Because they are known to eat animals including spiders and cockroaches, some even say that bark centipedes are handy to keep around the house to clear up any nasty insects or creatures you have living around the house which you may want to get rid of, but don’t want to get too hands on doing it.
While the name may suggest that these centipedes are commonly seen all over the house, in fact house centipedes have an incredibly peculiar appearance which you could swear is a different creature altogether.
The legs of a house centipede are so close together that they almost look like feathers.
They have fifteen pairs of legs all together which are extremely long and extend around their entire body with the much smaller body lying in the middle.
They have a black and yellow appearance with a dark line running down their ‘spine’.
They are extremely fast, being able travel from 0-60 mph in just a few seconds, and while they are not considered to be aggressive towards humans, they use this speed to sneak up on and catch their prey which are pests including cockroaches and moths.
This also makes them a type of centipede that some people actually don’t mind having around the house so they can quickly rid any pests that might be hiding in hard to reach areas, however it does mean you will have to look past their strange and peculiar appearance.
As the name suggests, while most other types of centipedes will roam around humid areas both inside the house and in the garden, soil centipedes live in the soil and are actually very important in the underground ecosystem.
They are long and flexible being quite similar to a worm which helps their body bend and curl to easier navigate through the soil.
They will often hide through the day and usually roam around the soil looking for food at night.
They are most often revealed when moving an overhead shelter where they can be found rushing back to the soil to get away from the light exposure.
Because of the way soil centipedes work, they will travel through the soil and aerate it as they go which helps improve the liveliness and quality of the soil making it much easier for plants to grow and making for a better ecosystem overall.
Giant Red-Headed Centipede
One of the longest and most colorful variants of centipedes, these are actually a type of bark centipede but have a slightly more flexible body which allows them to fit into extremely tight spaces.
They are known for having a combination of colors covering their body, usually being a mixture of red, black and yellow which can cover their head, body and legs.
They have a very distinct appearance having two fleshy long tails at their rear end which can be mistaken for a head.

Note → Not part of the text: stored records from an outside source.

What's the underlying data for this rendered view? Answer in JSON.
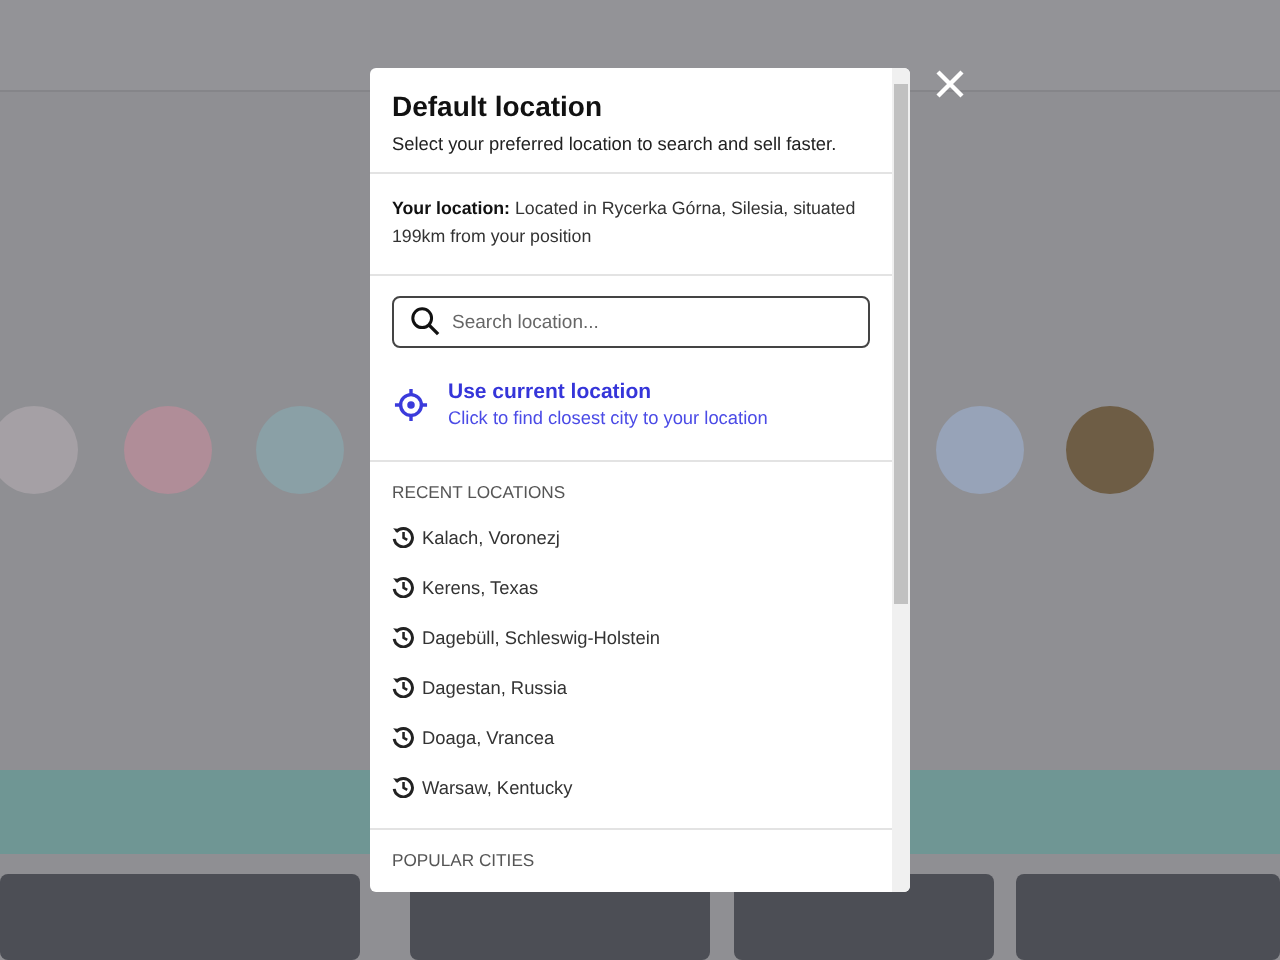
{
  "modal": {
    "title": "Default location",
    "subtitle": "Select your preferred location to search and sell faster.",
    "your_location": {
      "label": "Your location:",
      "text": "Located in Rycerka Górna, Silesia, situated 199km from your position"
    },
    "search": {
      "placeholder": "Search location..."
    },
    "current_location": {
      "title": "Use current location",
      "subtitle": "Click to find closest city to your location"
    },
    "recent_locations": {
      "heading": "RECENT LOCATIONS",
      "items": [
        {
          "label": "Kalach, Voronezj"
        },
        {
          "label": "Kerens, Texas"
        },
        {
          "label": "Dagebüll, Schleswig-Holstein"
        },
        {
          "label": "Dagestan, Russia"
        },
        {
          "label": "Doaga, Vrancea"
        },
        {
          "label": "Warsaw, Kentucky"
        }
      ]
    },
    "popular_cities": {
      "heading": "POPULAR CITIES"
    }
  }
}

On their actual head, they all have an antennae and a strong mouthpiece that helps bite skin and injects venom that can cause burning and swelling in other creatures.
These types of centipedes are usually more active on cloudier days and like to remain in cooler environments and can be found under rocks and debris on warm and sunnier days.
While all centipedes can be easily identified by their many pairs of legs and long flexible body, in terms of speed, appearance and even where they prefer to reside, centipedes can actually differ quite a bit.
While all are equipped with venomous legs and fangs, luckily they are never likely to attack humans and will only reserve this for creatures their own size.